WASHINGTON — THEY used to be dismissed as "puppet states," countries with no mind of their own. Now, in a great irony of history, it is the puppeteer that has exited the world stage, while the ex-Soviet "puppets" of Central and Eastern Europe struggle toward democracy and the promised prosperity of free-market economies.
So far, their road hasn't been an easy one. To varying degrees, all the remaining ex-East Bloc nations have been troubled by nagging political instability. Much of the region remains troubled by high unemployment and paralyzed industrial production.
The region's high hopes of 1989 and '90 have faded. "It will take a full generation before even the Central European nations can be considered secure, stable democracies," predicted J. Brian Atwood, head of the National Democratic Institute for International Affairs, in a recent speech.
Yet general dissatisfaction with the state of affairs hasn't translated into any nostalgia for the old days of communism. Public-opinion polls show multiparty politics and market economies still have strong support.
By large margins, the people of Eastern Europe "express their overwhelming desire to move forward," said Mr. Atwood.
That doesn't mean they're enjoying the transition. Poland, where political reform began earliest and prices were unfrozen two years ago, is an example.
Voters are apathetic in the country many credit with having sparked the collapse of communism in all its neighbors. Only 42 percent of those eligible cast ballots in last fall's general election.
The Polish parliament is a fractured body of many small parties. With stable coalitions all but impossible, power has been flowing inevitably to the executive - President Lech Walesa.
Even as he feuds with his latest nominee for prime minister, Jan Olszewski, Mr. Walesa is pressing for constitutional changes that would, in effect, allow him to go over a prime minister's head, pick a cabinet himself, and let it rule by decree. In a time of troubles Poland needs decisive government to stick with reforms, he argues.

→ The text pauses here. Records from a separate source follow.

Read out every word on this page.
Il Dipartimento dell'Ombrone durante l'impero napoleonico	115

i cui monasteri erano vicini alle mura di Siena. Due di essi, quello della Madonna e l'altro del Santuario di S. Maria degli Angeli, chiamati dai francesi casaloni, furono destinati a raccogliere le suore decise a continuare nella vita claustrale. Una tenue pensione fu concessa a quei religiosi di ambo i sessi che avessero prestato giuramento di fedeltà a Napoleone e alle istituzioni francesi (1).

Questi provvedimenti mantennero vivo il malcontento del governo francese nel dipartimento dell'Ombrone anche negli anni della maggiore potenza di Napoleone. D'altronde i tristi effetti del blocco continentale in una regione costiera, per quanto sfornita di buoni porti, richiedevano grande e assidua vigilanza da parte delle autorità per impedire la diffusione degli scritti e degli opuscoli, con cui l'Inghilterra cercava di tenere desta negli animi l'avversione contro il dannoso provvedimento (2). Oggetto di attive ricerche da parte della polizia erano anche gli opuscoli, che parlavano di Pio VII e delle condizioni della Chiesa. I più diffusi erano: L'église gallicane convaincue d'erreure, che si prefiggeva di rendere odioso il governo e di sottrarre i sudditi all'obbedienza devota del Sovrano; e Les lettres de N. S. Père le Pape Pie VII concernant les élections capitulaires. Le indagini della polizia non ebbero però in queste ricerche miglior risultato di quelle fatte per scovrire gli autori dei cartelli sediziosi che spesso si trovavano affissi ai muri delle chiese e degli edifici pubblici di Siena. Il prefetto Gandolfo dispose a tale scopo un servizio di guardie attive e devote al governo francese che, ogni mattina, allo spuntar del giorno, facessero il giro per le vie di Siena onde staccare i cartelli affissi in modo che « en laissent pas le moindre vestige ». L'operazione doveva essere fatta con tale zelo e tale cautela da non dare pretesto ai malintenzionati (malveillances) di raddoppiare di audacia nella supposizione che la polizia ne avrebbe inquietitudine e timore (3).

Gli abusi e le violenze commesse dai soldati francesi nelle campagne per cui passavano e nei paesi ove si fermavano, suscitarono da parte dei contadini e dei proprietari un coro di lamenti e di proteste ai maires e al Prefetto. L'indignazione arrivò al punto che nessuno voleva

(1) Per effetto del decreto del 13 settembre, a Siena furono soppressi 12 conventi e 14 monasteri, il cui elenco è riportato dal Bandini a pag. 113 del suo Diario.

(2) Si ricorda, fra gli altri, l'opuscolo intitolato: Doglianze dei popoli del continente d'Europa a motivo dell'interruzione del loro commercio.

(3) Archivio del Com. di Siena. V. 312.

"Poland may well be an indicator of what may happen in other countries," says Wolfgang Reinicke, a Brookings Institution European specialist.
Bulgaria, for instance, has progressed toward democracy faster than many Western analysts predicted it would. Yet the Bulgarian parliament is largely split between the old Communists, reborn as the Socialist Party, and Union of Democratic Forces reformers. The balance of power is held by a small party that represents ethnic Turks - not a happy situation in a country where anti-Turkish sentiment persists.
In Romania, a split along conservative and reformist lines threatens to divide the ruling National Salvation Front. Miners, fed up with skyrocketing prices and the turmoil of free market reforms, rioted in Bucharest last fall. General elections are still expected in the spring.
Even in Hungary and Czechoslovakia, executives are moving to increase their powers in the face of disillusion. Hungarian Prime Minister Jozsef Antall last month summarily dismissed a popular central bank president, whose sin apparently was to call for more open government. Czech President Vaclev Havel is trying to force through a referendum on Slovakian independence in the belief it will actually help keep his country from splitting in two.
All this turmoil is taking place in the context of perhaps greater turmoil over borders to the east.
The emergence of the Ukraine as an independent nation could reignite historic Polish-Ukrainian tensions. The former Soviet republic of Moldavia might ask for reunification with Romania.
"The changes in the former Soviet Union are far from being just a neutral question for these countries," says Mihaly Simai, a Hungarian economist studying at the United States Institute for Peace.
And while attention focuses on the dire economic plight of former Soviet citizens, things won't be much better in many parts of the old Soviet eastern empire this winter. Across the nations of the region, living standards have fallen by 20 to 50 percent, as production at big state-owned industries stops or stagnates and unemployment skyrockets.
Some Western analysts are pessimistic about further economic shocks. "I think it will get worse before it gets better," says Mr. Reinicke.
Others say the corner has been turned. In Poland, privately owned industry is growing at a 20 percent annual clip, according to the World Bank. Throughout the more-advanced nations of Central Europe lines have disappeared and goods have flooded shops, expensive as they are.
Continued integration of Central and Eastern European nations into Western economic institutions such as the European Community and the International Monetary Fund could be their best hope.